Heute konnte man auf SPIEGEL Online im Hauptaufmacher zur Rede des Präsidenten Christian Wulff die Headline lesen: [1]„Ich bin auch der Präsident der Muslime“ [1] (siehe auch Screenshot). Es wird also direkter Bezug auf die Rede genommen und mit Anführungsstrichen der Bundespräsident zitiert. Allerdings sagt der Bundespräsident in dieser Rede gar nicht diesen Satz in dieser Weise: Sowohl in der Abschrift [2] als auch in Sendungen wie der ZDF Mediathek sagt er bezugehmend auf Briefe, die ihm von in Deutschland lebenden Muslimen geschickt wurden:

„Wenn mir deutsche Musliminnen und Muslime schreiben: ‚Sie sind unser Präsident‘ – dann antworte ich aus vollem Herzen: Ja, natürlich bin ich Ihr Präsident! Und zwar mit der Leidenschaft und Überzeugung, mit der ich der Präsident aller Menschen bin, die hier in Deutschland leben.“

Damit sagt er aber nicht (und schon gar nicht explizit), dass er der Präsident ALLER hier lebenden Muslime ist. Diese Interpretation konnte man im SPON-Forum auch schon mehrfach lesen.

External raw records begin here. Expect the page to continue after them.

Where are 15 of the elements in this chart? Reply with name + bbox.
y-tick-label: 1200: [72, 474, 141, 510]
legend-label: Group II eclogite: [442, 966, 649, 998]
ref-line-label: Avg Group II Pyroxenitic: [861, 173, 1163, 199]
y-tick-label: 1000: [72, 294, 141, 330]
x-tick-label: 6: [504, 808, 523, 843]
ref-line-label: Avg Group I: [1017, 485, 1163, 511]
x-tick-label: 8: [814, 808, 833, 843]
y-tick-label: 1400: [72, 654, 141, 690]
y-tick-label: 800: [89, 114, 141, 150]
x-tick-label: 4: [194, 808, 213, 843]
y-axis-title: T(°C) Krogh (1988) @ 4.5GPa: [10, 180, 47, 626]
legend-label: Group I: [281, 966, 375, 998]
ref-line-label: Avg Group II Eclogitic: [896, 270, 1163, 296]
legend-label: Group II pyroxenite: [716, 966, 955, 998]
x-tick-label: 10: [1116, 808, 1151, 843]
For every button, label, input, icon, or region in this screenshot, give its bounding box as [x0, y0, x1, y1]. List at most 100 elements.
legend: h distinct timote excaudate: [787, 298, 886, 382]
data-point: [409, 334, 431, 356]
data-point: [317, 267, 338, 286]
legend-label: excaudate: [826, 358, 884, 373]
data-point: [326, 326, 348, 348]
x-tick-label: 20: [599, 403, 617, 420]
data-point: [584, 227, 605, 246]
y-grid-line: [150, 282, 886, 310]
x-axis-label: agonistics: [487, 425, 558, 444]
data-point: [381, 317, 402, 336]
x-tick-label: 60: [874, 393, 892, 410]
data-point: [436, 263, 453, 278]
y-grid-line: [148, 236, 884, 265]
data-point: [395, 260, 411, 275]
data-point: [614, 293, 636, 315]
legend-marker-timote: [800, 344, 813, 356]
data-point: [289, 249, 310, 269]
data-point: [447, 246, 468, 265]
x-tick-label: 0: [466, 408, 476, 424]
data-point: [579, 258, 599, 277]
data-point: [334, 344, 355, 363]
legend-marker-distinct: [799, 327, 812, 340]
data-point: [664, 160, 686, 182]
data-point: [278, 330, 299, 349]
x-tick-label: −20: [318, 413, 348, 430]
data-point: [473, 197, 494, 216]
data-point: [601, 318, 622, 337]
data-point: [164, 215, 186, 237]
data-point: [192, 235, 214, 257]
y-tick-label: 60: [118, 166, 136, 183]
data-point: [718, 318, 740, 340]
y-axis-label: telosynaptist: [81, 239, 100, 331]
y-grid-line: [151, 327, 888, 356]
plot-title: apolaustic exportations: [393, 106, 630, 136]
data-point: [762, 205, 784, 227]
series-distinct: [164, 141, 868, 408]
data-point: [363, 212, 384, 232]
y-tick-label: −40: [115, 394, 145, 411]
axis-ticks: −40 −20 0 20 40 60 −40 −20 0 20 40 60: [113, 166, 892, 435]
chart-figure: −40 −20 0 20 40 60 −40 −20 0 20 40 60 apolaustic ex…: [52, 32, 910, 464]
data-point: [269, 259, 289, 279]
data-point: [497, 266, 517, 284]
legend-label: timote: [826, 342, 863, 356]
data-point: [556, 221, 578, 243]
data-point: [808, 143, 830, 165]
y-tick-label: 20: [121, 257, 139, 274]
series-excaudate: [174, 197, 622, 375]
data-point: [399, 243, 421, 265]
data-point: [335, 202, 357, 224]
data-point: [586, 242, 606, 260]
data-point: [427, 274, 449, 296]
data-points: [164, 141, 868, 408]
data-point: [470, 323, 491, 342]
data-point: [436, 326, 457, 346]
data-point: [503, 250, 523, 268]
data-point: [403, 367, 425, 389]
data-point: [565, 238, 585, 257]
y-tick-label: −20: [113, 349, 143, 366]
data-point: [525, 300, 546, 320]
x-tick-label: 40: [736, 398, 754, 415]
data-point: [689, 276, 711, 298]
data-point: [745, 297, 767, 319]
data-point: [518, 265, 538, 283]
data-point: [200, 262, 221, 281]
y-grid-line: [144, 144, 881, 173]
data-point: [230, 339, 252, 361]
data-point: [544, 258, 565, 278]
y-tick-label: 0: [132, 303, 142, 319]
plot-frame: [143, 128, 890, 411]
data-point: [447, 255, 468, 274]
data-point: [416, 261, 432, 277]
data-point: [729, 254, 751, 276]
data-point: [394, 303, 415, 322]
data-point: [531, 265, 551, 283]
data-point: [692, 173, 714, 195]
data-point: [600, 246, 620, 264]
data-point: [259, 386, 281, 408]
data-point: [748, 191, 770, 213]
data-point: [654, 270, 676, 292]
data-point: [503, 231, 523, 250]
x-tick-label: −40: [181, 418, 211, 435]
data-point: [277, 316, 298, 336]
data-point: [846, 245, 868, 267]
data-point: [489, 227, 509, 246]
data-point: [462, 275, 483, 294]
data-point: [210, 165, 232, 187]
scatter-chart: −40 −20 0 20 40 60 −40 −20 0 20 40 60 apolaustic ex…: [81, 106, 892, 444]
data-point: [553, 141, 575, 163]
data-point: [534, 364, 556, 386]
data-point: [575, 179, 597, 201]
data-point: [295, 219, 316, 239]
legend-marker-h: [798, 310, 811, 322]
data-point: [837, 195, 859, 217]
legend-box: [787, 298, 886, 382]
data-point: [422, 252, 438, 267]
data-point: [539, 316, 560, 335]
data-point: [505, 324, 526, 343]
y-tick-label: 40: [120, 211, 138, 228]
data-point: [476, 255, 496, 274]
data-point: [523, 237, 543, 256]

Wäre es nur eine „normale“ Überschrift, so wäre sie vielleicht reißerisch. Da die Headline aber in Anführungsstriche gesetzt ist, suggeriert SPON, dass es sich hier um ein Zitat aus der Rede des Bundespräsidenten Wulff handelt. Mit anderen Worten: das Nachrichtenportal legt dem obersten deutschen Staatsmann einfach Worte in den Mund, was weder Respekt vor dem Amt vermuten lässt, noch mit der journalistischen Wahrheitpflicht und dem Aufklärunggedankens der Bürger in Einklang zu bringen ist.